Demius semblait perplexe, plus que jamais tandis que Mary demeurait là, debout, réclamant son dû, sa part du marché prête à être assurée. Soudain, un éclair de vie s’anima, et la pièce semblait déjà moins glaciale. L’atmosphère avait changé, la ritournelle semblait s’accomplir comme un destin à l’envers. La plume de la frustration se trempait dans l’encre de l’indécision, et l’impatience prenait bientôt le dessus dans les regards qui semblaient morts deux secondes auparavant.

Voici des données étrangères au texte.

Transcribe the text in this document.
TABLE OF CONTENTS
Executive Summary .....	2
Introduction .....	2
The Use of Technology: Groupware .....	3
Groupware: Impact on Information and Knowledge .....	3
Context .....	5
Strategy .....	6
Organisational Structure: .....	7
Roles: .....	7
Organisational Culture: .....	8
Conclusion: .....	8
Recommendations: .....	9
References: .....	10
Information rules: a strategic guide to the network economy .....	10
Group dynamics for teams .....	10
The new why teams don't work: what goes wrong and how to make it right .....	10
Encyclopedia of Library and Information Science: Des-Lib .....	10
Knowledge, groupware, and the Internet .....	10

 -          Je dois partir. Aerendel ne doit pas savoir que je t’accompagne. Arrange-toi pour rester ici et l’attendre. Il détecterait la présence d’une biche à 20 kilomètres à la ronde, j’ose espérer qu’il saura s’arranger avec celle de sa fille.

 -          Je ne peux pas rester, comment ferais-je pour trouver mon chemin dans ces limbes si elle n’est pas là pour me guider ?

 -          C’est seulement temporaire, et ce n’est qu’une question de diplomatie. Tu oublies qu’il me cherche, et ce n’est sûrement pas pour venir me féliciter d’avoir condamné Stonehenge. Je dois partir, je dois connaître notre ennemi, car je suis le plus fort de nous deux. Tu es douée, mais trop impulsive, et tu as beaucoup à apprendre.

 -          Ne sois pas insultant, j’ai parcouru moi aussi bien des routes et des sentiers ombrageux. Et je n’ai pas besoin d’avoir de l’expérience pour savoir que cela ne va pas bien se dérouler. J’ai comme un mauvais pressentiment, un orage plane sur nous. Nous n’aurons pas assez de notre propre orgueil pour nous en abriter.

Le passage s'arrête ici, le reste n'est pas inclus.